July 18, 2009

In Memoriam: The Original Anchorman

Posted in Current Events, In the news, Media at 2:20 pm by R

Walter Cronkite

Walter Cronkite was known as “the most trusted man in America.” He delivered the news of the day with honest candor and pioneered the standard by which we judge all news anchors today.

I never had the benefit of watching Cronkite deliver the news. No, by the time I was around Dan Rather had filled his post. But the news anchors I grew up watching: Brokaw, Jennings and Rather were direct descendants of the Cronkite philosophy of news.

When a respected reporter goes on to the great newsroom in the sky their peers left here have just the most eloquent and wonderful things to say. The best in the business honor each other, because they know it takes all of their great work to keep telling great stories.

Some journalists I truly admire had touching words for Cronkite:

“Cronkite came to be the sort of personification of his era. He became kind of the media figure of his time. Very few people in history, except maybe political and military leaders, are the embodiment of their time, and Cronkite seemed to be.”  — PBS Correspondent Robert McNeil

“Walter was who I wanted to be when I grew up.” —  CBS “Face the Nation” host Bob Schieffer

“Walter Cronkite was and always will be the gold standard. His objectivity, his evenhandedness, his news judgment are all great examples.” –ABC News anchor Charles Gibson

“A giant of journalistic craft.” — Dan Rather, former CBS Evening News Anchor

Cronkite’s passion for news was evident long after he left the desk. He was a bellwether for the status of news, critiquing opinion-lead news and always calling for integrity, accurate reporting and subtle compassion.

He loved his craft and respected it. In 2001, shortly after 9/11, Cronkite spoke words, which, if it’s possible, have more meaning now than ever before with the changing face of news:

“…television, the great common denominator, has lifted our common vision as never before.”

Cronkite delivered the news during some very troubled times in our nation, his news style made him trusted among viewers as he delivered the sometimes difficult news of the day including JFK’s assassination, many reports on the Vietnam War and Watergate. He also brought viewers news of the shuttle landing on the moon.
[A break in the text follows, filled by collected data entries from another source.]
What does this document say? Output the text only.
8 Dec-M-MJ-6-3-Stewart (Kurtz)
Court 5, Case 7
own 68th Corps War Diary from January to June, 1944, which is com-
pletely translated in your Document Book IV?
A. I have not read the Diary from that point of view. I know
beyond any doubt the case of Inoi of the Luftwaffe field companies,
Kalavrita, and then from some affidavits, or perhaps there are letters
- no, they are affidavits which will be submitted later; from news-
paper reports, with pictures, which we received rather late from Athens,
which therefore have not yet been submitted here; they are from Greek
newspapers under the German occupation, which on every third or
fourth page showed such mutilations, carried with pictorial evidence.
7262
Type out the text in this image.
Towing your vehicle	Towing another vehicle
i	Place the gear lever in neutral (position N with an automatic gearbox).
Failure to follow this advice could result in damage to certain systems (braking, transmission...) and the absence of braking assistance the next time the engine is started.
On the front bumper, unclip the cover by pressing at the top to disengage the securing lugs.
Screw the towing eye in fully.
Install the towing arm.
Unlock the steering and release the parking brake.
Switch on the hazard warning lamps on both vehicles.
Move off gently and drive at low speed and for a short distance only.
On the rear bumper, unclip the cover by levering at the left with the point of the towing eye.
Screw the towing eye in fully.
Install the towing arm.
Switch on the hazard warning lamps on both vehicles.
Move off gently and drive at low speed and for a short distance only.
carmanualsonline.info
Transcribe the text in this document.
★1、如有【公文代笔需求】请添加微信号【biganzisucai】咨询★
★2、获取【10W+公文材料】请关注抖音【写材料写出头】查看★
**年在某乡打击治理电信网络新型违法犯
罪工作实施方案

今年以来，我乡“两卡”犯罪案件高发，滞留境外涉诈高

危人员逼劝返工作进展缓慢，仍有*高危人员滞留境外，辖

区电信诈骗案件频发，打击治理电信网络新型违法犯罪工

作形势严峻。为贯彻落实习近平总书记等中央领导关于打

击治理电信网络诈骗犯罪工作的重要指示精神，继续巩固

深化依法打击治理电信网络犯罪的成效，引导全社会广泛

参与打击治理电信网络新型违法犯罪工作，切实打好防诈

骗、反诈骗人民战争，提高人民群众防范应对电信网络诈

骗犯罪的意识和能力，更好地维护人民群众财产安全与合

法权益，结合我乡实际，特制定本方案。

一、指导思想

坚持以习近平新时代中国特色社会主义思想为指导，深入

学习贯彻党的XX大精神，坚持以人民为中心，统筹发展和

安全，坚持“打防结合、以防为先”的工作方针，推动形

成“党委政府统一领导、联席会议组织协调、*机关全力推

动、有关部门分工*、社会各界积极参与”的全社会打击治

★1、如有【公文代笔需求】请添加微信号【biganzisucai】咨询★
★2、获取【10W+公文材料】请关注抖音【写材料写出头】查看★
Mr. Cronkite chronicled stories that have become integral to our history. He covered triumph. He retold tragedy. He was an excellent messenger.

And THAT’s the way it is.



1 Comment »

  1. Momma said,

    As a child in the fifties I watched The TWENTIETH CENTURY with my father. It was an important thing to do – with my father – learning from Mr. Cronkite – as my father answered my questions. Unbeknownst to me at the time, Dad was at Normandy and the Battle of the Bulge, and without my understanding how it was possible, Dad affirmed what Mr. Cronkite was reporting about WWII.

    When on 23 Nov 1963, a Saturday, Jack Ruby shot Lee Harvey Oswald, Dad and I were watching the television at that very moment. We saw it happen! My father could not move! Could not speak – the ash of his cigarette grew, and bent. Mr Cronkite was our interpreter of that horrid weekend.

    Cronkite’s show, YOU ARE THERE, fostered my love of history, making it vibrant, real and important for me, even as a child. The episode I connected with was the trial of Joan of Arc. How ironic.